Mr. Tupman avanzó dos pasos y contempló airado a Mr. Pickwick. Éste devolvió la mirada concentrada en los focos de sus lentes, y exhaló un atrevido reto. Mr. Snodgrass y Mr. Winkle les miraban petrificados al contemplar escena tal entre tales hombres.

—Sir —dijo Mr. Tupman, tras breve pausa, en voz de bajo profundo—, me ha llamado usted viejo.

—Sí —dijo Mr. Pickwick.

—Y gordo.

—Me reitero en mis palabras.

—E insolente.

—¡Lo es usted!

Siguió un espantoso silencio.

—Mi adhesión a su persona, sir —dijo Mr. Tupman hablando con él, trémulo de emoción, y remangándose los brazos entre tanto—, es grande... muy grande... pero de esa persona tengo que tomar venganza inmediata.

—¡Vamos, sir! —replicó Mr. Pickwick.

Estimulado por la naturaleza excitante del diálogo, el heroico caballero cayó en una actitud de absoluta parálisis, que interpretaron los dos espectadores como deliberada postura de defensa.

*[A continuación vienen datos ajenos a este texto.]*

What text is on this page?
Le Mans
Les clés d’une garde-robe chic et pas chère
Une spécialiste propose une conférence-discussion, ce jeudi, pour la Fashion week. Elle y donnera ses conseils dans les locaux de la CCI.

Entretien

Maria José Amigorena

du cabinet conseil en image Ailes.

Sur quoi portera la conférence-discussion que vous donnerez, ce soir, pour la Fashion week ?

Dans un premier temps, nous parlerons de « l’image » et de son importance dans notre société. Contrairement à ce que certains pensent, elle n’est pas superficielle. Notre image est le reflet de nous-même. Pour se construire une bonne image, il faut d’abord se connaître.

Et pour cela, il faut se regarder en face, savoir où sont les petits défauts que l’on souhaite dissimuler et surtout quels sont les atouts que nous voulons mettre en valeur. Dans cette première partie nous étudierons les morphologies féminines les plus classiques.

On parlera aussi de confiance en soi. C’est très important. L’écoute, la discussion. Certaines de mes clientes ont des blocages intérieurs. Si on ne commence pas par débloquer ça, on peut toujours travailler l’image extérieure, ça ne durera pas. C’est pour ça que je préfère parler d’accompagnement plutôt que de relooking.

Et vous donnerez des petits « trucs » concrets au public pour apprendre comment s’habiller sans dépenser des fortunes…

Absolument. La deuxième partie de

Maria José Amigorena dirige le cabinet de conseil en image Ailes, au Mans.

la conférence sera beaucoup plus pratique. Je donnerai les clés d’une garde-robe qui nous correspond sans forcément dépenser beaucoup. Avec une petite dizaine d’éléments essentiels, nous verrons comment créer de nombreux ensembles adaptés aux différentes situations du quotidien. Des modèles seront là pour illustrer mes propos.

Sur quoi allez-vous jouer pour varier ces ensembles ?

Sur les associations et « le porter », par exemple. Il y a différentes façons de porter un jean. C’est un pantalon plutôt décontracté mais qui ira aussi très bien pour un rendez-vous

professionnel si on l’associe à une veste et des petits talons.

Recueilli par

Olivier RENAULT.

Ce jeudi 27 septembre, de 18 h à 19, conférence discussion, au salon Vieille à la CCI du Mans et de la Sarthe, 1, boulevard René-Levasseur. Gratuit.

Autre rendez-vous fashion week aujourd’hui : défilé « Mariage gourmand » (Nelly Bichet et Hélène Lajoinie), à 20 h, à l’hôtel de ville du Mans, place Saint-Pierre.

—¡Ea! —exclamó Mr. Snodgrass, recobrando al punto el habla de que le despojara la estupefacción experimentada y arrojándose entre los dos con riesgo inminente de recibir en cada sien un puñetazo—. ¡Qué es eso! ¡Mr. Pickwick, con los ojos del mundo entero fijos en usted! ¡Mr. Tupman! ¡Usted, que con nosotros participa del brillo de su nombre inmortal! ¡Qué vergüenza, caballeros, qué vergüenza!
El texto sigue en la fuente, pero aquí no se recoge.